Je n’ai vu de mes propres yeux le fils de l’étoile qu’un peu plus tard dans la soirée. Il était très vieux, peut-être même avait-il dépassé la cinquantaine. Et pourtant il était incroyablement beau. Ses traits dégageaient une telle noblesse… Il était vêtu simplement, mais en vérité c’était parce qu’il n’attachait pas d’importance à ces choses. Il fut amené devant mon père, la tête haute bien que les yeux pleins de larmes retenues. Ses yeux, qui en scintillaient d’une façon que je n’avais jamais observée chez un homme, pleine d’émotion mais aussi de dignité. Un garde le frappa dans les jambes pour le forcer à s’agenouiller comme le veux la tradition. Sa famille ne bougeant pas pour montrer du respect à mon père, les gardes durent également les frapper, même la petite fille de cinq ans. Mais ils ne parvinrent pas à faire asseoir celle-ci car elle se relevait sans cesse, petit bout de chou qui n’avait pas conscience du sang qui commençait à couler de ses jambes à force de coups. Elle refusait catégoriquement de se soumettre, se relevant encore et toujours. Un garde finit par l’assommer pour avoir la paix.
Jouissant de sa victoire, mon père a commencé à interroger le fils de l’étoile. Pour toute réponse, celui-ci lui adressa un regard incroyable. Il était là, devant nous, de nos richesses et de nos hommes, ses pieds et ses mains étaient liées, sa peau et ses vêtements souillés par des jours et des jours de marche. Et pourtant l’essence de son regard n’était pas ni la soumission, ni la rébellion, mais bien une incompréhensible compassion. Gêné que cet homme lui résiste devant sa cour, mon père commença à le frapper. Les mains liées, le fils de l’étoile ne tarda pas à tomber par terre et, bien trop vieux, il fut incapable de se relever seul. Mon père le fit redresser par un garde et recommença à l’interroger. Après un soupir l’homme finit par lui répondre.
― Est-il vrai que tu es le fils d’une étoile ? Avait demandé mon père.

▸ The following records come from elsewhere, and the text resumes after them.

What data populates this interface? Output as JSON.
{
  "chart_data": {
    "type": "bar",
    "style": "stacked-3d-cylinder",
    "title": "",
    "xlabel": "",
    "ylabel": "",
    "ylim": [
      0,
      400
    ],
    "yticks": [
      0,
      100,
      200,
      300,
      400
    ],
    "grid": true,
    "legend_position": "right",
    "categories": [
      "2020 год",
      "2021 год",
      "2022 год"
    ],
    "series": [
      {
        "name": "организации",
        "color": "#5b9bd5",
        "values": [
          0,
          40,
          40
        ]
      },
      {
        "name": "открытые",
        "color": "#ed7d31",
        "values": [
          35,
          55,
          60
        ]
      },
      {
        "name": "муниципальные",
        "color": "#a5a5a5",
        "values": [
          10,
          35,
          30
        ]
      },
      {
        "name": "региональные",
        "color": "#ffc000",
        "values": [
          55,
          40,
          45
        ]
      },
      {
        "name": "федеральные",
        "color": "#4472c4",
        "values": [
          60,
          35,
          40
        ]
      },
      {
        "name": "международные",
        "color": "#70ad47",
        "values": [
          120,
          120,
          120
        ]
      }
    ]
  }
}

― Oui… Mais ce n’était rien de plus qu’une créature de chair et de sang, comme chacun d’entre nous. Il disposait simplement de plus de bonté que d’autres.
― Insolent ! Tu ne comprends pas combien ce que tu as fait est pas bien !

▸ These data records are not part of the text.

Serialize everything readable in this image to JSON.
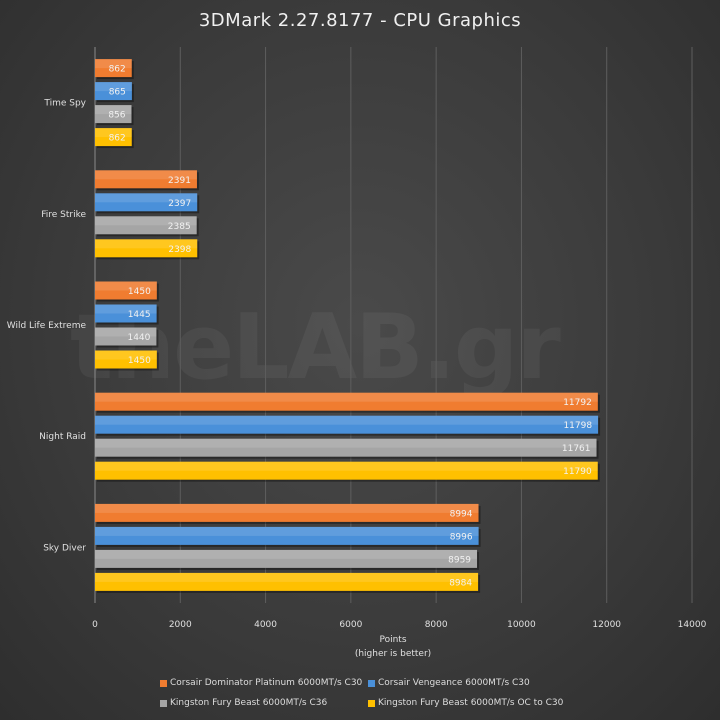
{
  "chart_data": {
    "type": "bar",
    "orientation": "horizontal",
    "title": "3DMark  2.27.8177 - CPU  Graphics",
    "xlabel": "Points",
    "xlabel_sub": "(higher is better)",
    "xlim": [
      0,
      14000
    ],
    "xticks": [
      0,
      2000,
      4000,
      6000,
      8000,
      10000,
      12000,
      14000
    ],
    "grid": true,
    "legend_position": "bottom",
    "categories": [
      "Time Spy",
      "Fire Strike",
      "Wild Life Extreme",
      "Night Raid",
      "Sky Diver"
    ],
    "series": [
      {
        "name": "Corsair Dominator Platinum 6000MT/s C30",
        "color": "#f07c30",
        "values": [
          862,
          2391,
          1450,
          11792,
          8994
        ]
      },
      {
        "name": "Corsair Vengeance 6000MT/s C30",
        "color": "#4a90d9",
        "values": [
          865,
          2397,
          1445,
          11798,
          8996
        ]
      },
      {
        "name": "Kingston Fury Beast 6000MT/s C36",
        "color": "#a5a5a5",
        "values": [
          856,
          2385,
          1440,
          11761,
          8959
        ]
      },
      {
        "name": "Kingston Fury Beast 6000MT/s OC to C30",
        "color": "#ffc000",
        "values": [
          862,
          2398,
          1450,
          11790,
          8984
        ]
      }
    ]
  },
  "watermark": "theLAB.gr"
}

― Peut-être. Mais de mon coté, je ne pense pas que vous ayez la moindre idée de ce que vous venez de détruire.
― Sale chien ! Tu adorais ça vivre dans le péché hein ? Il suffit de voir comment tu as été incapable de défendre les tiens : un faible. Regarde ta femme, elle va passer la nuit avec moi ce soir.
― La force ne vous donnera pas la légitimité dont vous rêvez. Cette nuit notamment, prenez garde à ce qu’aucun de vos commandants ne profite de votre plaisir pour vous exécuter. Peu l’en blâmeraient.

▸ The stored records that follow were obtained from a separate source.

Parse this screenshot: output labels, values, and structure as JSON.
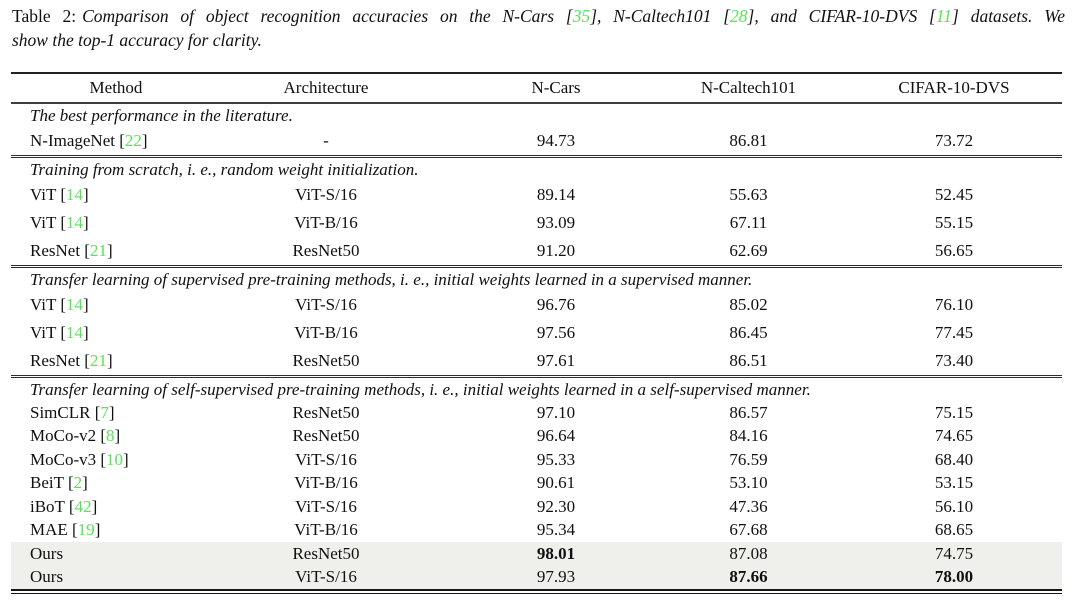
{
  "colors": {
    "citation_green": "#55e555",
    "highlight_row": "#efefec",
    "rule_dark": "#222222",
    "text": "#101010"
  },
  "caption": {
    "label": "Table 2:",
    "line1_segments": [
      {
        "t": "Comparison of object recognition accuracies on the N-Cars [",
        "s": "i"
      },
      {
        "t": "35",
        "s": "cite"
      },
      {
        "t": "], N-Caltech101 [",
        "s": "i"
      },
      {
        "t": "28",
        "s": "cite"
      },
      {
        "t": "], and CIFAR-10-DVS [",
        "s": "i"
      },
      {
        "t": "11",
        "s": "cite"
      },
      {
        "t": "] datasets.  We",
        "s": "i"
      }
    ],
    "line2": "show the top-1 accuracy for clarity."
  },
  "table": {
    "columns": [
      "Method",
      "Architecture",
      "N-Cars",
      "N-Caltech101",
      "CIFAR-10-DVS"
    ],
    "sections": [
      {
        "label": "The best performance in the literature.",
        "rows": [
          {
            "method": "N-ImageNet",
            "cite": "22",
            "arch": "-",
            "ncars": "94.73",
            "ncaltech": "86.81",
            "cifar": "73.72"
          }
        ]
      },
      {
        "label": "Training from scratch, i. e., random weight initialization.",
        "rows": [
          {
            "method": "ViT",
            "cite": "14",
            "arch": "ViT-S/16",
            "ncars": "89.14",
            "ncaltech": "55.63",
            "cifar": "52.45"
          },
          {
            "method": "ViT",
            "cite": "14",
            "arch": "ViT-B/16",
            "ncars": "93.09",
            "ncaltech": "67.11",
            "cifar": "55.15"
          },
          {
            "method": "ResNet",
            "cite": "21",
            "arch": "ResNet50",
            "ncars": "91.20",
            "ncaltech": "62.69",
            "cifar": "56.65"
          }
        ]
      },
      {
        "label": "Transfer learning of supervised pre-training methods, i. e., initial weights learned in a supervised manner.",
        "rows": [
          {
            "method": "ViT",
            "cite": "14",
            "arch": "ViT-S/16",
            "ncars": "96.76",
            "ncaltech": "85.02",
            "cifar": "76.10"
          },
          {
            "method": "ViT",
            "cite": "14",
            "arch": "ViT-B/16",
            "ncars": "97.56",
            "ncaltech": "86.45",
            "cifar": "77.45"
          },
          {
            "method": "ResNet",
            "cite": "21",
            "arch": "ResNet50",
            "ncars": "97.61",
            "ncaltech": "86.51",
            "cifar": "73.40"
          }
        ]
      },
      {
        "label": "Transfer learning of self-supervised pre-training methods, i. e., initial weights learned in a self-supervised manner.",
        "rows": [
          {
            "method": "SimCLR",
            "cite": "7",
            "arch": "ResNet50",
            "ncars": "97.10",
            "ncaltech": "86.57",
            "cifar": "75.15"
          },
          {
            "method": "MoCo-v2",
            "cite": "8",
            "arch": "ResNet50",
            "ncars": "96.64",
            "ncaltech": "84.16",
            "cifar": "74.65"
          },
          {
            "method": "MoCo-v3",
            "cite": "10",
            "arch": "ViT-S/16",
            "ncars": "95.33",
            "ncaltech": "76.59",
            "cifar": "68.40"
          },
          {
            "method": "BeiT",
            "cite": "2",
            "arch": "ViT-B/16",
            "ncars": "90.61",
            "ncaltech": "53.10",
            "cifar": "53.15"
          },
          {
            "method": "iBoT",
            "cite": "42",
            "arch": "ViT-S/16",
            "ncars": "92.30",
            "ncaltech": "47.36",
            "cifar": "56.10"
          },
          {
            "method": "MAE",
            "cite": "19",
            "arch": "ViT-B/16",
            "ncars": "95.34",
            "ncaltech": "67.68",
            "cifar": "68.65"
          },
          {
            "method": "Ours",
            "cite": null,
            "arch": "ResNet50",
            "ncars": "98.01",
            "ncaltech": "87.08",
            "cifar": "74.75",
            "highlight": true,
            "bold": [
              "ncars"
            ]
          },
          {
            "method": "Ours",
            "cite": null,
            "arch": "ViT-S/16",
            "ncars": "97.93",
            "ncaltech": "87.66",
            "cifar": "78.00",
            "highlight": true,
            "bold": [
              "ncaltech",
              "cifar"
            ]
          }
        ]
      }
    ]
  }
}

Fou de rage, mon père arracha l’arme d’un des gardes à cotés de lui et lança la lame vers le cou du fils de l’étoile. Mais il n’avait pas frappé assez fort et la gorge ne fut tranchée qu’à demi. Il dû s’y reprendre à nouveau pour finir de décapiter le fils de l’étoile.
Les enfants du fils de l’étoile étaient pétrifiés. Sa femme éclata en sanglot et, brisée, s’effondra sur le sol. Un de ses fils la prit dans ses bras pour la consoler, lui-même fixant mon père avec défiance. Celui-ci annonça que toute la famille travaillerait comme esclaves au palais et, s’approchant de la plus jolie des filles, déclara qu’elle entrerai dans son harem personnel.
C’est à ce moment que la scène fut interrompue. Une jeune homme d’une vingtaine d’année, au regard étrange et profond, vêtu de frusques déchirées mais marchant très droit, entra dans la pièce. Son corps était si frêle et décharné qu’on n’aurait pas été étonné de le voir s’effondrer sur le champ. Mais nous fîmes une grosse erreur en le jugeant sur son apparence physique : ce n’était qu’une façade. Les gardes tentèrent de l’empêcher d’avancer, mais il les repoussa avec tant de force qu’ils allèrent s’écraser contre les murs. L’un d’entre eux percuta une colonne, qui se brisa sous le choc. Les autres gardes hésitèrent devant ce petit bout d’homme. Leur fidélité à mon père était suffisante pour qu’ils s’en prennent à un pauvre hère sans défense mais celui-ci semblait dangereux. Mieux valait laisser sa majesté s’en occuper…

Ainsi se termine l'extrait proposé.